Graphene Nanoplatelet as Heat Conductor for Solar Cell PV

Li-Ion batteries are now required not only to have large power capacity, but also to be lightweight. Using lightweight Li-Ion batteries can reduce excessive load and component damage.

But did you know that there is one material that can provide lightweight properties to solar power plant (PLTS) batteries? This material is graphene nanoplatelet. What are the characteristics of this material?

What is Graphene Nanoplatelet?

Graphene nanoplatelet (GNP) is made from graphene material. Nanoplatelets are formed with many layers with a thickness in nanometers and a diameter in microns. These layers are bound to each other through Van Der Waals attractive forces.

Graphene is formed when carbon atoms come together to form bonds with each other and create a hexagonal honeycomb-shaped structure. In this case, each carbon atom shares electrons. This forms stronger bonds between carbon atoms.

Carbon Atoms with a Honeycomb-like Shape

Graphene is a super-thin carbon atom arranged in a honeycomb pattern. Meanwhile, graphene nanoplatelet is a small flat piece of several layers of graphene.

One GNP alone consists of 5 to 10 stacked layers of graphene with a thickness of 0.34 nm, so the total thickness is 1.7 nm to 17 nm. Meanwhile, the size of the object varies greatly from nanometer to micrometer scale.

Large GNP size is very good at conducting heat and electricity, while small HNP is more easily reacted with other materials. However, there are zigzag or armchair edges that can affect the properties of GNP.

Properties of Graphene Nanoplatelet

Graphene nanoplatelets are made to improve mechanical properties such as stiffness, surface hardness, and strength due to their unique morphology. This material is a good electrical and thermal conductor due to its pure graphite composition.

Other characteristics and properties of graphene nanoplatelets are as follows:

• Thickness = 6-8 nm

• Bulk density = 0.03 to 0.1 g/cc

• Oxygen content = <1% by weight

• Carbon content = >99.5% by weight

• Residual acid content = <0.5% by weight

• Form = black granules

• Thermal conductivity = 3,000 watt/m-K (parallel to surface), 6 watt/m-K (perpendicular to surface)

• Thermal expansion = 4-6 x 10-⁶ m/m/deg-K, 0.5-1.0 x 10⁶ m/m/deg-K

• Tensile Modulus = 1,000 GPa

• Tensile Strength = 5 GPa

• Electrical conductivity = 10⁷ siemens/m, 10² siemens/m

Advantages of Graphene Nanoplatelets

a. High Thermal Conductivity

Graphene sheets that form nanoplatelets are conductive to heat and electricity. Unlike carbon fibers that have low thermal resistance, this results in higher thermal conductivity compared to other carbon fibers.
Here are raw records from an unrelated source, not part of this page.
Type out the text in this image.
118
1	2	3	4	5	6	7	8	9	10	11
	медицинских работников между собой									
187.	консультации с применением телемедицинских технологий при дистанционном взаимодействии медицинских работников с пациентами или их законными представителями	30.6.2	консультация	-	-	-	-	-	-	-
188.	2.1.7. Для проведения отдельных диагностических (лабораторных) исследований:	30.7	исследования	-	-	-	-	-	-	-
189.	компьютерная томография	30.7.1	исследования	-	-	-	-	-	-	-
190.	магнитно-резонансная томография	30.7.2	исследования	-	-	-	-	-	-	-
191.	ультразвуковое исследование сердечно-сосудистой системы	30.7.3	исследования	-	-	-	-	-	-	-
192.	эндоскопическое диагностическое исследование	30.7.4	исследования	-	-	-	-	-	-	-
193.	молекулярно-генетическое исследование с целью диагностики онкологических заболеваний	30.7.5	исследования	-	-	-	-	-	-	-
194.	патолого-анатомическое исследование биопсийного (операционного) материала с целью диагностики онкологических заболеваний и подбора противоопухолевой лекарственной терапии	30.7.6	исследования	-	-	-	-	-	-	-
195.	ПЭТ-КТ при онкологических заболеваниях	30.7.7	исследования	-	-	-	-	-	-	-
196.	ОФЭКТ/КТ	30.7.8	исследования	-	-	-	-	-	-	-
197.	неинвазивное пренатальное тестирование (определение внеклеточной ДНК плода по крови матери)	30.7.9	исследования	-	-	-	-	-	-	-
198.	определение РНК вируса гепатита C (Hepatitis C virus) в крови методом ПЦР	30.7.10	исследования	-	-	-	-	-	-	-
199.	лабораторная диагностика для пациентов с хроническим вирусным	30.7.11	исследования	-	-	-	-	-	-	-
Based on a study from Hanyang University, composites using high content (~50 wt%) graphene nanoplatelets uniformly dispersed with low-viscosity polyamide 6 (PA6) resin.

The measured thermal conductivity of the composite showed thermal percolation when the GNP content exceeded 30% by weight, with in-plane thermal conductivity increasing by 1315% compared to pure PA6.

b. High Electrical Conductivity

Graphene nanoplatelet sheets form an effective conduction network at low loading levels. Unlike other additive materials, nanoplatelets do not negatively impact the base resin. Mechanical and aesthetic properties are also non-abrasive.

c. Reduced Permeability

Graphene nanoplatelets can reduce permeability when incorporated into polymer films or other solid parts. The high aspect ratio of platelets makes them effective at low loading levels, helping to reduce costs and impact on properties.

Permeability is affected by the size of the addictive particles. Generally, larger diameter particles result in a greater decrease in permeability. In laboratory tests, 15 μm particles performed better than nanoclays and were superior to other carbon-based materials.

Applications of Graphene Nanoplatelets

GNP consists of stacked graphene sheets with high thermal conductivity and thermal strength. These properties are ultimately applied in various fields of electronics, composites, and energy conservation.

GNP in electronics is used as a conductive additive in composites and coatings, as well as electrodes in solar cells and transistors. In the field of energy storage, GNP becomes an electrode material in batteries and supercapacitors. In the realm of composites, it is utilized to improve the mechanical and electrical properties of a component.

Increase Thermal Conductivity with Graphene Nanoplatelets

The performance of electronic products is greatly affected by their ability to withstand heat. If the heat resistance is low, it results in a decrease in efficiency, or simply put, the product is easily damaged.

Therefore, electronic devices must have good heat conducting capabilities. Graphene nanoplatelets are one of the materials with high thermal conductivity.